Poi l'assessore regionale alla Salute, sempre nel corso della stessa intervista, ha aggiunto: «Quante sono in Sicilia le terapie intensive disponibili? Intorno agli 850 posti letti di terapia intensiva. I numeri vengono trasmessi con tabelle al ministero della Salute, e viene anche condiviso con lo stesso Ministero il criterio per l’individuazione di questi posti letto.
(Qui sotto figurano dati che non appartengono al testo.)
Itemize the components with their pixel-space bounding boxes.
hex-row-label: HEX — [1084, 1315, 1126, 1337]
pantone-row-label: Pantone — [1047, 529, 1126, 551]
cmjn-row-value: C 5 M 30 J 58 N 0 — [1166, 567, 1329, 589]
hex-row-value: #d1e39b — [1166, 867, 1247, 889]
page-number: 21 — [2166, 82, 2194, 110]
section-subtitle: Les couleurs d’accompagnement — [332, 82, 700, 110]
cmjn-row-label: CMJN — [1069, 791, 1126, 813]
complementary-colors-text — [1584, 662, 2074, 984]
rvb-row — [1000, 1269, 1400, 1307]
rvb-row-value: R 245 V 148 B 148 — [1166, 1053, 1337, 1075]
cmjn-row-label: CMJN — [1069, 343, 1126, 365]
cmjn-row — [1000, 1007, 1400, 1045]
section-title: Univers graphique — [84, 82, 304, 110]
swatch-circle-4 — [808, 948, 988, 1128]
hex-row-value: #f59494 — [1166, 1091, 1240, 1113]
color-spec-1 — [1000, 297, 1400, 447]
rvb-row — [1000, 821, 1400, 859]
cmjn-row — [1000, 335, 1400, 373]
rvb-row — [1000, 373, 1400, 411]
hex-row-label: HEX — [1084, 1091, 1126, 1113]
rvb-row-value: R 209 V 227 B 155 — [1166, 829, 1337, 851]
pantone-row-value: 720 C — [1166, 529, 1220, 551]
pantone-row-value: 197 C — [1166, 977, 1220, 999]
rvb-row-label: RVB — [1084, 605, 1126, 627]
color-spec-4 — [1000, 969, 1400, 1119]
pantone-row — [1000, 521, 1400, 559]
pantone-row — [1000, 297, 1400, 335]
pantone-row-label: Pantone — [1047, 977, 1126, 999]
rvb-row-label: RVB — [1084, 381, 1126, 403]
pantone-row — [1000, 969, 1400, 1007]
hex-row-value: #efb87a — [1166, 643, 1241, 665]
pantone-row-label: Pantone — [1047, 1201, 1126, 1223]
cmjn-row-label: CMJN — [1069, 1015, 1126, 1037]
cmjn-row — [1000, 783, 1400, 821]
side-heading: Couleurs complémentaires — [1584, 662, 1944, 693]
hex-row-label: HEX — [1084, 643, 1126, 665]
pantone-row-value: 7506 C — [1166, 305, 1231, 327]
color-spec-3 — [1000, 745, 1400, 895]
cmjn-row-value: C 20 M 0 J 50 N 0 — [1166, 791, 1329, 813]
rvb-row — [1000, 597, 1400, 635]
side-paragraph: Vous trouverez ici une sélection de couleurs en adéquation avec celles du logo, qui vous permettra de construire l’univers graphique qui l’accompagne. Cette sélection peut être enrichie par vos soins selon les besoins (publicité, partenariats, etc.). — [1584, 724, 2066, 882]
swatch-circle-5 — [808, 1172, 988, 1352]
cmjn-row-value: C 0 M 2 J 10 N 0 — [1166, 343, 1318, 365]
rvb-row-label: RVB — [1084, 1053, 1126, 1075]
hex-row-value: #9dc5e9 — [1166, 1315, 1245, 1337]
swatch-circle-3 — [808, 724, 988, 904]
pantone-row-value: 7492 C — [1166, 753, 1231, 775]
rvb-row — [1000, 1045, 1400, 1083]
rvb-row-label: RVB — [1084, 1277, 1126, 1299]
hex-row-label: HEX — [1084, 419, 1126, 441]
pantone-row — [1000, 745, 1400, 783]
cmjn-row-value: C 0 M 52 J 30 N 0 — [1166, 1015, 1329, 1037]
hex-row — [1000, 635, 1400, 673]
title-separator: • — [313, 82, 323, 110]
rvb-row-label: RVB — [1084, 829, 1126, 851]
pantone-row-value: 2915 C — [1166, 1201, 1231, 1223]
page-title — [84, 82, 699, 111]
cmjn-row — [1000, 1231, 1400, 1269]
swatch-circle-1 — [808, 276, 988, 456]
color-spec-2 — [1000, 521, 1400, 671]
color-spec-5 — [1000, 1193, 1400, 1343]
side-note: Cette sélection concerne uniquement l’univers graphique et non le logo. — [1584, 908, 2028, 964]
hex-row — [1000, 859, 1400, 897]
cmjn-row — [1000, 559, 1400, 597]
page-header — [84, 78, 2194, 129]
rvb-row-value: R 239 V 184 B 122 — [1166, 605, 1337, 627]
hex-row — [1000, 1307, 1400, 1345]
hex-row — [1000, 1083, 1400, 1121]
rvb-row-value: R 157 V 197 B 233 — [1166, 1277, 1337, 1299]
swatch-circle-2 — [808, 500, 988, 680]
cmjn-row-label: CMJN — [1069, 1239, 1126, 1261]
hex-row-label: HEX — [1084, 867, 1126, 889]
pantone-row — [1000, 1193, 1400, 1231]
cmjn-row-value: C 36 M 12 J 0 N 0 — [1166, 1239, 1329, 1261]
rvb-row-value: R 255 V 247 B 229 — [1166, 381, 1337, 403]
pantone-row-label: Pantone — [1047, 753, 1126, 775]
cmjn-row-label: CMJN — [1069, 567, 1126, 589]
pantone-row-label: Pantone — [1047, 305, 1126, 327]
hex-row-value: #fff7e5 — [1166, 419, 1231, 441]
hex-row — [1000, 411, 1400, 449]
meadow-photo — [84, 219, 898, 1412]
In Sicilia abbiamo ricoverato in terapia intensiva, e solo con il coronavirus, oltre trecento persone contemporaneamente». "Oggi siamo a numeri molto diversi - aggiunge - e abbiamo fatto una scelta: in questo momento non abbiamo riconvertito gli ospedali che prima erano stati riconvertiti a Coronavirus perché non vorremmo che, nella furia giusta di curare chi è malato di Covid, ci si dimentichi di tutte le altre patologie a partire da quelle cardiorespiratorie ed oncologiche. Non possiamo permetterci di bloccare i sistemi sanitari, non solo quello siciliano ma quello di tutte le Regioni italiane, non offrendo le giuste cure a chi non è malato di coronavirus: per fare questo - ha sottolineato - servono strumenti come le cure domiciliari, ma serve soprattutto l’idea di dover utilizzare la protezione del vaccino».

«Noi oggi, con un’ordinanza del presidente Musumeci, stiamo attivando dei centri in ognuno dei comuni della Sicilia che hanno un numero di vaccinati inferiore al 60% del campione. Ed in queste ore si stanno anche valutando delle restrizioni che possano riguardare proprio questi comuni, con l’obiettivo di favorire la vaccinazione». "Devo anche dire - aggiunge Razza - che alcune delle nostre iniziative, penso anche all’utilizzazione di alcune regole particolari nel mondo del lavoro e nell’accesso agli uffici pubblici, che sono state oggetto di critica da parte del garante della privacy, hanno visto proprio questa autorità non cogliere lo spirito assolutamente necessario di provvedimenti che una Regione, caratterizzata da un basso tasso di adesione alla campagna vaccinale in alcune fasce generazionali, ha bisogno di introdurre degli elementi che convincano in maniera libera i cittadini a doversi vaccinare».